Makita vs Metabo: Overall Verdict
If you measure Metabo’s product line in its entirety against the full range of products Makita manufactures, what you’ll find is that Metabo products consistently outperform their Makita counterparts across pretty much all tool categories.
This is mainly because Metabo products are made with better materials that allow them to be more powerful and durable.
Makita does, however, have a wider selection, and their products are more affordable.
But if quality is what you’re after, and getting your hands on more niche tools isn’t an issue, then choose Metbo over Makita—no matter what the tool is.
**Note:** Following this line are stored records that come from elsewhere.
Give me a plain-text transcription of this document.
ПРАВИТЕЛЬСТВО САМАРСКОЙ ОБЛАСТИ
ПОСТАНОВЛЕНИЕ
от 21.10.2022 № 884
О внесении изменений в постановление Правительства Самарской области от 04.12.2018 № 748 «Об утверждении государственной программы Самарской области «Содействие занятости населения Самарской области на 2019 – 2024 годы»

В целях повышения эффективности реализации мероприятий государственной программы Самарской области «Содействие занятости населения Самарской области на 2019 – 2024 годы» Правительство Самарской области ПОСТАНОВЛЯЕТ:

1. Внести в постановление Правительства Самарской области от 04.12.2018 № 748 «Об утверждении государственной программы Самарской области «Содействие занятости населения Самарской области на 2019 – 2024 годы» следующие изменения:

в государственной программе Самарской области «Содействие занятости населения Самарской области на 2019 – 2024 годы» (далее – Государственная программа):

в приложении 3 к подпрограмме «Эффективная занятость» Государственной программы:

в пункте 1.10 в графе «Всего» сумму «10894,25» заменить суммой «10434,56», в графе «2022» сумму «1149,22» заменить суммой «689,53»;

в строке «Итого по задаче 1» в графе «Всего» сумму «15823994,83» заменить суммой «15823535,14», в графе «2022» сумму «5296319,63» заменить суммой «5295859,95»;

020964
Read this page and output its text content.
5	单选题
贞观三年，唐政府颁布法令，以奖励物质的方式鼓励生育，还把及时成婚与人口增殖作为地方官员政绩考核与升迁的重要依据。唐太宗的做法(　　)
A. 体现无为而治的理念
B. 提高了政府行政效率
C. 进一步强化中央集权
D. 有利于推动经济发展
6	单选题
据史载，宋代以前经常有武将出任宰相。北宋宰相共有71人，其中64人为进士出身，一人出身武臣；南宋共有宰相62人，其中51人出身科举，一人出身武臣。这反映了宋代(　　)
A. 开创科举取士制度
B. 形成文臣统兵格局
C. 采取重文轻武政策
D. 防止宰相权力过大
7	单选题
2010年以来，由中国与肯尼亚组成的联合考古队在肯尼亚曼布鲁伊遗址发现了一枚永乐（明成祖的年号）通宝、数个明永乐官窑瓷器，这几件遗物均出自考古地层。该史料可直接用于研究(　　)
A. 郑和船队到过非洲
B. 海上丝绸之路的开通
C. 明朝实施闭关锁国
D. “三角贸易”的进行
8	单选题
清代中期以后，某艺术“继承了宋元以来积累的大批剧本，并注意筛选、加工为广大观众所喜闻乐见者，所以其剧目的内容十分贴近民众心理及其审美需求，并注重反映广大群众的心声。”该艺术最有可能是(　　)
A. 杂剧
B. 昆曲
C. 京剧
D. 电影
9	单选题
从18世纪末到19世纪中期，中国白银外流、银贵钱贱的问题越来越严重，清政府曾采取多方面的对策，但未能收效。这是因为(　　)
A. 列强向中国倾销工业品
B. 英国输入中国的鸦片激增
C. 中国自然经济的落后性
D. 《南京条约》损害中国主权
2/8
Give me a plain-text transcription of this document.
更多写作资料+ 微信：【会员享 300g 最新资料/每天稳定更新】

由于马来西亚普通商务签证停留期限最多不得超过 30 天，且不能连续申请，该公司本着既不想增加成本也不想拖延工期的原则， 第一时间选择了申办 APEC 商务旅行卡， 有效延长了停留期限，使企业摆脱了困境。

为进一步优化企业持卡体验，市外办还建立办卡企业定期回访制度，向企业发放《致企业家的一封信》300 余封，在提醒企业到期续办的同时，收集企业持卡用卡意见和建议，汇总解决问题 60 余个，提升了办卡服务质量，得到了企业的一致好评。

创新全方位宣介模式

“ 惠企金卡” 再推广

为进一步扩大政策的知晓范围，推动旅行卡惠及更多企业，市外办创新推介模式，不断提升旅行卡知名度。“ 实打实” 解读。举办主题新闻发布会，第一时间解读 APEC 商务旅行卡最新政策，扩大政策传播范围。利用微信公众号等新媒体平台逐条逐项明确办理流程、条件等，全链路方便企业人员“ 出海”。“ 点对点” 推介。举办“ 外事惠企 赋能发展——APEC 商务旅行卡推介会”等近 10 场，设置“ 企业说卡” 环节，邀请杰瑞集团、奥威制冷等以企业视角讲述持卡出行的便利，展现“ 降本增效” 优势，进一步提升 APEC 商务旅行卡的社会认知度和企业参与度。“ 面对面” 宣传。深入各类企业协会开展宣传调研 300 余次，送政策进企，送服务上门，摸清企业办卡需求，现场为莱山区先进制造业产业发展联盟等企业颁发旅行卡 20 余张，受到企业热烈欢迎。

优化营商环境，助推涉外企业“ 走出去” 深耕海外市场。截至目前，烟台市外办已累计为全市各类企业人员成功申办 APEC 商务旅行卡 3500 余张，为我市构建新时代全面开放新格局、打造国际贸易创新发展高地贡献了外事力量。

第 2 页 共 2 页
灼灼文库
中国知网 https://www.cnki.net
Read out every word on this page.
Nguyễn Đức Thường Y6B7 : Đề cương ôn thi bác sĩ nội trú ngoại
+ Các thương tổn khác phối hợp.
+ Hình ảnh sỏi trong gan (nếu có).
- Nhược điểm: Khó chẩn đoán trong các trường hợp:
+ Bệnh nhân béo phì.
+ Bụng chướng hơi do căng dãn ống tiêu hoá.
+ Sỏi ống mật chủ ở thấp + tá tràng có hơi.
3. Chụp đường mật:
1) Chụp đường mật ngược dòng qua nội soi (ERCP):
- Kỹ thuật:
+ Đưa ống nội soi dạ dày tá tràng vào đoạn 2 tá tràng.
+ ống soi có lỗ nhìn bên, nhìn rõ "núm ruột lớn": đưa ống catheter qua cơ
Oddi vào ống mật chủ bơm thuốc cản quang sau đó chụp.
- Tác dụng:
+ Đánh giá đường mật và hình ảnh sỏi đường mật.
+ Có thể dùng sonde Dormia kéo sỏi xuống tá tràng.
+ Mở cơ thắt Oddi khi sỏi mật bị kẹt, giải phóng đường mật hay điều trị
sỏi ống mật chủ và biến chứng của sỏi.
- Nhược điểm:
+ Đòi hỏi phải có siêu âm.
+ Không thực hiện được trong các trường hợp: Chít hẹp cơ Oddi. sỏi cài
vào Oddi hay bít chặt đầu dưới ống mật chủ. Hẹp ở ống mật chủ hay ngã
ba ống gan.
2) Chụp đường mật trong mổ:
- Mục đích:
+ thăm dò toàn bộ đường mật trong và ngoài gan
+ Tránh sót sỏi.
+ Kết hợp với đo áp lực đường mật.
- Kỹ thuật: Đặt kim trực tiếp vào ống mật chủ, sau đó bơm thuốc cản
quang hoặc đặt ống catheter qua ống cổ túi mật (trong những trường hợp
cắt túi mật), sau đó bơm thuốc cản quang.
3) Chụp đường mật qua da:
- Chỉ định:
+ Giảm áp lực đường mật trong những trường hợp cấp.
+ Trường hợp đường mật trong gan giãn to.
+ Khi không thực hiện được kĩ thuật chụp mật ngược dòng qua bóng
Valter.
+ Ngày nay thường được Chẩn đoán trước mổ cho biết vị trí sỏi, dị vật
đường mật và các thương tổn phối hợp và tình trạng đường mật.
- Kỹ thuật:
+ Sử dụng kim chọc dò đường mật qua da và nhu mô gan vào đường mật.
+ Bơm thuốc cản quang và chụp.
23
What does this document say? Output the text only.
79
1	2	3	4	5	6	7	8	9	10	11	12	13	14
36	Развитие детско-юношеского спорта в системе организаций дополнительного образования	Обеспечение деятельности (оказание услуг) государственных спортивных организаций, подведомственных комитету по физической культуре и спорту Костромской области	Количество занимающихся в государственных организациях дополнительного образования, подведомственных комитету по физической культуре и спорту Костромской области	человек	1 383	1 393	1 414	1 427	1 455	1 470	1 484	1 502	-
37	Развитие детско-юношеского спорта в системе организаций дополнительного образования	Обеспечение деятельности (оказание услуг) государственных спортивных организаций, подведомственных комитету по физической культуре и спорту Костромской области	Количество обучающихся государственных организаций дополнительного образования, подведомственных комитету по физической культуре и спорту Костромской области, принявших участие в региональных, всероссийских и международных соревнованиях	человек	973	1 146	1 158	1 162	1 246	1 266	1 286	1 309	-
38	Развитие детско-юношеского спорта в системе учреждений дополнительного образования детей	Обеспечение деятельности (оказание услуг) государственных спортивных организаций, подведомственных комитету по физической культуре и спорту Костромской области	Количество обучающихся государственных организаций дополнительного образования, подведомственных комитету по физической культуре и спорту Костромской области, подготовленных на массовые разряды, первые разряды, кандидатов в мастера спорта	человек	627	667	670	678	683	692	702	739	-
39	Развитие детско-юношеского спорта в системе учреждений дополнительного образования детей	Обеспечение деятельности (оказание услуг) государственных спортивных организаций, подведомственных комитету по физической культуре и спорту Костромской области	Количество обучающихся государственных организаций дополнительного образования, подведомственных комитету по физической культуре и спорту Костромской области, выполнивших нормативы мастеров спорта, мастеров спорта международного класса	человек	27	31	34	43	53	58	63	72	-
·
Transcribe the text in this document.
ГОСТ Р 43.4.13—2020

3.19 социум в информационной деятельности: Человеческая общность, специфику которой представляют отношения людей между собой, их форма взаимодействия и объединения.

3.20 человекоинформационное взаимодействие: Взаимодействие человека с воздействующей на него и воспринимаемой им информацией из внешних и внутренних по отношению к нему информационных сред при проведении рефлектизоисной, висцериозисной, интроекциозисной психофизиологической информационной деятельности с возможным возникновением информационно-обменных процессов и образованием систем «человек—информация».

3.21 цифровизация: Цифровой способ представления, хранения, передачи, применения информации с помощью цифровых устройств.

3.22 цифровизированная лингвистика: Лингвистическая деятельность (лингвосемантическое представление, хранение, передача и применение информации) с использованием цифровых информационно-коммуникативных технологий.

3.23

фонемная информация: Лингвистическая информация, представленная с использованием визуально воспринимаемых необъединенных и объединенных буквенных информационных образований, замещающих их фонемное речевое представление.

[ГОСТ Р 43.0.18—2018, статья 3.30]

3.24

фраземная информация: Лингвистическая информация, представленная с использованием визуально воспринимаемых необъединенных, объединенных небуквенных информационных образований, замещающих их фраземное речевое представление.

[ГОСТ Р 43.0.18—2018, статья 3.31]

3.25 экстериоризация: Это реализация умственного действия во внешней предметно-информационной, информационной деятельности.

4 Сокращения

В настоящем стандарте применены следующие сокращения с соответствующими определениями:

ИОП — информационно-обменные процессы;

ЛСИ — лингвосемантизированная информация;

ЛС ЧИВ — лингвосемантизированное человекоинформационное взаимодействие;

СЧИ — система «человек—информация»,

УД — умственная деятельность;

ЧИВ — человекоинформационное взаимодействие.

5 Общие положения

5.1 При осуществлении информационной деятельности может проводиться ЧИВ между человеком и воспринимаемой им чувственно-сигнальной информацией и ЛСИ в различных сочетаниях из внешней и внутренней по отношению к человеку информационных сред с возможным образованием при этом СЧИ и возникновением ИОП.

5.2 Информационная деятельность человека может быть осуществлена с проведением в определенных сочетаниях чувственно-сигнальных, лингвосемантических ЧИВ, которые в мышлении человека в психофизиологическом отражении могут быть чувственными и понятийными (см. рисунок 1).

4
Wondering how Makita compares to other brands? Check out my Makita vs DeWalt comparison for more info!
To recap, both Metabo and Makita manufacture capable, reliable power tools that can be used by professionals and hobbyists alike, but Metabo’s line of products is technically superior because they employ higher-quality materials and can achieve better results in a shorter period.
But both brands believe in equipping their tools with all the features needed to be successful, so regardless of whether you pick up a Metabo or Makita tool, chances are you’ll have something that can efficiently do what it was designed to do, and it shouldn’t give you any fuss.